31 Potem rzekł Dawid do Joaba i do całego ludu, który był z nim: Rozedrzyjcie wasze szaty i wdziejcie na siebie wory, i nućcie pieśni żałobne nad Abnerem. A sam król Dawid szedł za marami.
32 A gdy pochowali Abnera w Hebronie, król podniósł swój głos i płakał nad grobem Abnera, płakał też cały lud.
33 I zanucił król nad Abnerem pieśń żałobną tej treści:
Czy Abner musiał zginąć, jak ginie bezbożnik?
34 Ręce twoje nie były związane,
Nogi twoje nie były skute w kajdany,
Padłeś jak ten, który pada od ciosu nikczemnych.
I cały lud jeszcze bardziej płakał nad nim.

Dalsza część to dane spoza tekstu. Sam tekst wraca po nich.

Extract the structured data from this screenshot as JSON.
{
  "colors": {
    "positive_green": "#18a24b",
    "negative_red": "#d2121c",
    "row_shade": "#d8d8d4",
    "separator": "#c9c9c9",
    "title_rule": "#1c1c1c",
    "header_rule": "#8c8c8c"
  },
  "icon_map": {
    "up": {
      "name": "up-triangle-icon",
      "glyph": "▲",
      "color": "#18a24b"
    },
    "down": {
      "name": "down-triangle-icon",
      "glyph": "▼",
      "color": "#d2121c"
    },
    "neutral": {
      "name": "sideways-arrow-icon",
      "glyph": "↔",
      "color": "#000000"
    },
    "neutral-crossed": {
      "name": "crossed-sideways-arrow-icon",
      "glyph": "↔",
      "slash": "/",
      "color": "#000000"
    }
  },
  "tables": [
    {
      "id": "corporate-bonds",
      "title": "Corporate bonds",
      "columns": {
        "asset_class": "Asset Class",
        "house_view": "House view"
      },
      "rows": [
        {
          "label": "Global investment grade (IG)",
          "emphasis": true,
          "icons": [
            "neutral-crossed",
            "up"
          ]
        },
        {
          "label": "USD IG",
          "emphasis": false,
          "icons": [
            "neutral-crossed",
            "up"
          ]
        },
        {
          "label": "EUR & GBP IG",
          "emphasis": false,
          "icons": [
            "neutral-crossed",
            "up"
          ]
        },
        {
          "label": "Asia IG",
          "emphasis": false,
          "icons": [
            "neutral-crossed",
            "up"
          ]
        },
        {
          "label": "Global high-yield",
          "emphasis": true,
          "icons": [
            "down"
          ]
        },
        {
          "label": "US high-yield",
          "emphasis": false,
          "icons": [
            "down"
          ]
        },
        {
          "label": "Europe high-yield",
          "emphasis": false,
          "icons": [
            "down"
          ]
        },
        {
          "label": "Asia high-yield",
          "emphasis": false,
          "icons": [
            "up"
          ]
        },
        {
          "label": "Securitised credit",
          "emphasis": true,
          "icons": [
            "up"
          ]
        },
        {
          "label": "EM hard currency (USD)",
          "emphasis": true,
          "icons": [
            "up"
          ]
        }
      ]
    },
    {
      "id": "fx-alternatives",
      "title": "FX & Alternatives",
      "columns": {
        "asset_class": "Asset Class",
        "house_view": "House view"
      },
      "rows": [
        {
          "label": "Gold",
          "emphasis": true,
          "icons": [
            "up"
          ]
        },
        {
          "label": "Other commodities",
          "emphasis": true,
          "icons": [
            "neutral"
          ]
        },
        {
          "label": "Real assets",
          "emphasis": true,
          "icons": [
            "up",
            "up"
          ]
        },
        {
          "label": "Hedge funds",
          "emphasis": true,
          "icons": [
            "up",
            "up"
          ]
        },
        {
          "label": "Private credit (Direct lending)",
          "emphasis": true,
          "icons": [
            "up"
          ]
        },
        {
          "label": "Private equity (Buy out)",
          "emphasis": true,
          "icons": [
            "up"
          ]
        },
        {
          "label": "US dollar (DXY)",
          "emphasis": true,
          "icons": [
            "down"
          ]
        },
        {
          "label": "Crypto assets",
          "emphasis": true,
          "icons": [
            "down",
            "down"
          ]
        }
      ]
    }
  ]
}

35 A gdy jeszcze za dnia przyszedł cały lud zbrojny, aby skłonić Dawida do spożycia chleba, Dawid przysiągł, mówiąc: Tak niech mi uczyni Pan i jeszcze więcej, jeżeli skosztuję chleba lub czegokolwiek przed zachodem słońca.
36 A gdy cały lud o tym się dowiedział, podobało im się to bardzo, jak wszystko, co król czynił.
37 Wtedy też przekonał się cały lud i cały Izrael, że nie od króla to wyszło, iż Abnera, syna Nera, pozbawiono życia.
38 I rzekł król do swoich sług: Czy nie wiecie, że wódz, i to wielki, poległ dziś w Izraelu?
39 Ja jestem dziś jeszcze słaby, chociaż jestem namaszczonym królem, ci mężowie zaś, synowie Serui, są potężniejsi ode mnie. Niechaj Pan odpłaci temu, który zło czyni, według jego złości.